Banka Honey - Field Notes from Coptic Light's Green Coffee Buyer, Esther Shaw

For all of you coffee geeks out there, I put together a summary of my field notes about coffee growing in Pu'er, Yunnan, China and the Banka Cooperative's current endeavors and projects.  I started developing this relationship with the amazing team at Banka about 3-4 years ago and it has blossomed wonderfully over the years.  I feel so lucky to be able to witness its growth, work with some awesomely knowledgeable and generous people, and am eager to continue see its amazing development

Coffee Name: Banka Honey
Producer Name: Banka Village Cooperative - Represents 40 homes (3-4 people per home) who are all of the Aini minority group (subgroup of Hani minority group)
City, Province, Country:  Pu’er, Yunnan, China
Elevation: 1300-1350 masl
Variety: Catimor
Process: Honey
Coffee Farming Details: Organic fertilizers and coffee cherry skins are used. Macadamia nut trees, fruit trees, and leguminous trees are planted intermittently for shade. Cherries for the honey process are selectively hand-picked, pulped separately and dried on raised beds.  At the dry mill, a wide range of machinery is utilized for quality assurance including a destoner, huller, grade sorter (sorting and storing in three different sizes), oliver table, and color sorter. Grain Pro bags are used which is very rare in the area. In addition to coffee, the cooperative also produces its own black tea, sugar cane and other miscellaneous fruits and vegetables.

    Historically famous as a tea producing region, Pu’er’s climate and elevation make for ideal conditions for coffee growing as well.  Coffee has been growing commercially in the region for 25 years now and as a result coffee production is approached in a fairly standardized way.   Due to its high productivity and resistance to disease, Catimor is the most available variety for purchase in the Pu’er region with heavy promotion by commercial coffee companies. Also, there is one prevalent approach towards wet processing which most farmers throughout the region tend to practice, a mechanical washed method which utilizes high water pressure and scrubbing to remove mucilage from the surface of the coffee seed. 
    It is only until more recently that producers are venturing into the specialty coffee market, and there is much potential for high quality coffee to be produced in Pu’er. However, a main obstacle is that China is a country supremely more rich in tea culture than coffee culture.  As a result, the growing and processing practices which may come naturally to historically coffee-producing areas require a steep learning curve for producers in the Pu’er area.  Additionally, specialty coffee is not conducive to the high yield coffees which make venturing into the specialty market a high-risk situation. The majority of producers do not know any other way of growing and processing coffee than what the commercial coffee companies have taught them and are wary of experimentation.

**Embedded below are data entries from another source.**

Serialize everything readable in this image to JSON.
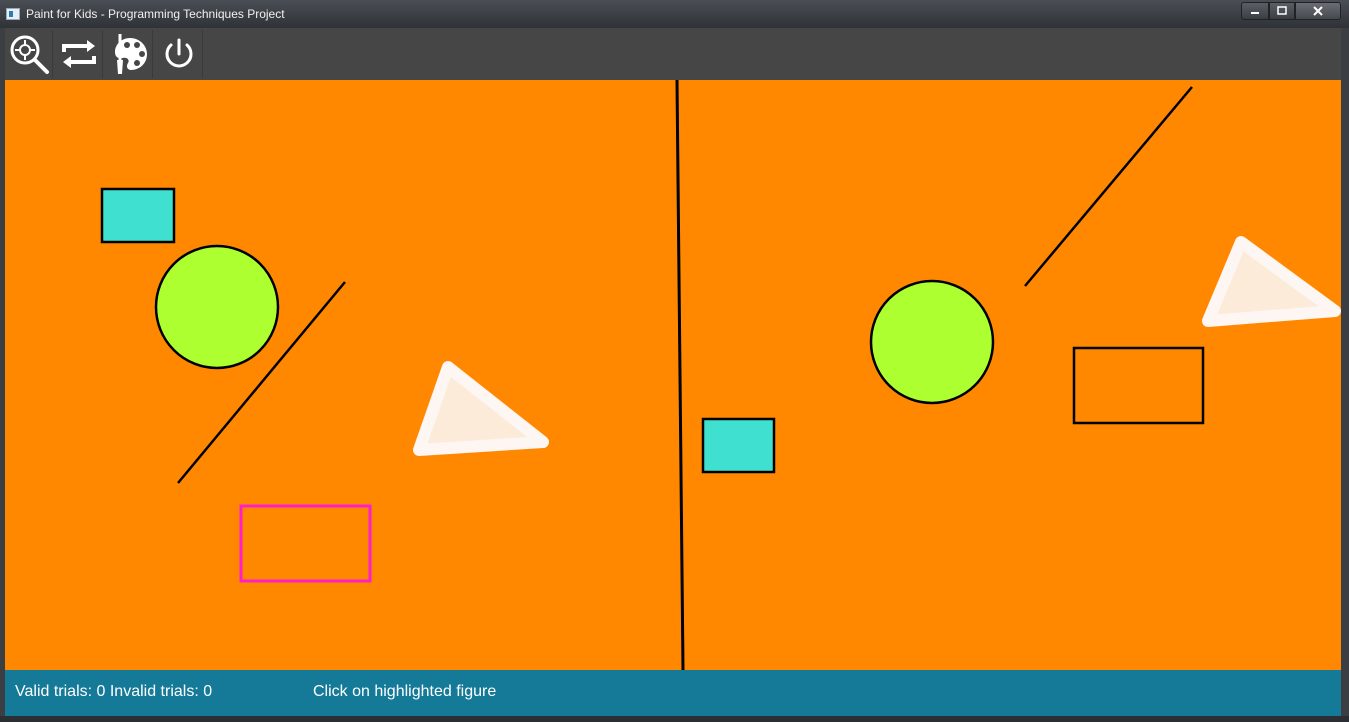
{
  "window": {
    "title": "Paint for Kids - Programming Techniques Project",
    "controls": {
      "minimize_icon": "minimize-icon",
      "maximize_icon": "maximize-icon",
      "close_icon": "close-icon"
    }
  },
  "toolbar": {
    "tools": [
      {
        "id": "find",
        "icon": "zoom-target-icon"
      },
      {
        "id": "swap",
        "icon": "swap-arrows-icon"
      },
      {
        "id": "color",
        "icon": "palette-icon"
      },
      {
        "id": "exit",
        "icon": "power-icon"
      }
    ]
  },
  "colors": {
    "canvas_bg": "#ff8800",
    "toolbar_bg": "#464646",
    "status_bg": "#147a98",
    "cyan_fill": "#40e0d0",
    "green_fill": "#adff2f",
    "triangle_fill": "#fcebd8",
    "triangle_border": "#fdf6f3",
    "highlight_border": "#ff1fc8",
    "outline": "#000000"
  },
  "status": {
    "trials_text": "Valid trials: 0 Invalid trials: 0",
    "message": "Click on highlighted figure"
  }
}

    This is why the Banka Cooperative shines among other coffee producers in the Pu’er region. Not only are they supported by an incredible team of experts who are working hard to improve their coffee quality via investment in better infrastructure and quality control systems. But they are pushing the boundaries and taking risks by experimenting with new varieties, including Typica, Red Bourbon, and Pacamara, as well as exploring new processing methods unfamiliar to most Chinese farmers. The Banka Honey we are offering is their first attempt at the honey process which has met with delicious success. And with this upcoming harvest, they have already charged ahead onto the fully washed processing method. They are approaching this endeavor with the support and expertise of Scott Laboratories, who have supplied them with two different types of yeast strains.
    The benefits reaped from the Banka Village Cooperative’s amazing drive and progressive spirit are reflected directly in the cup. The Banka Honey shines amongst other Chinese coffees with it sweetness and complexity – specifically we find a creamy body, champagne-like effervescence, and hints of kumquat and meyer lemon in the finish.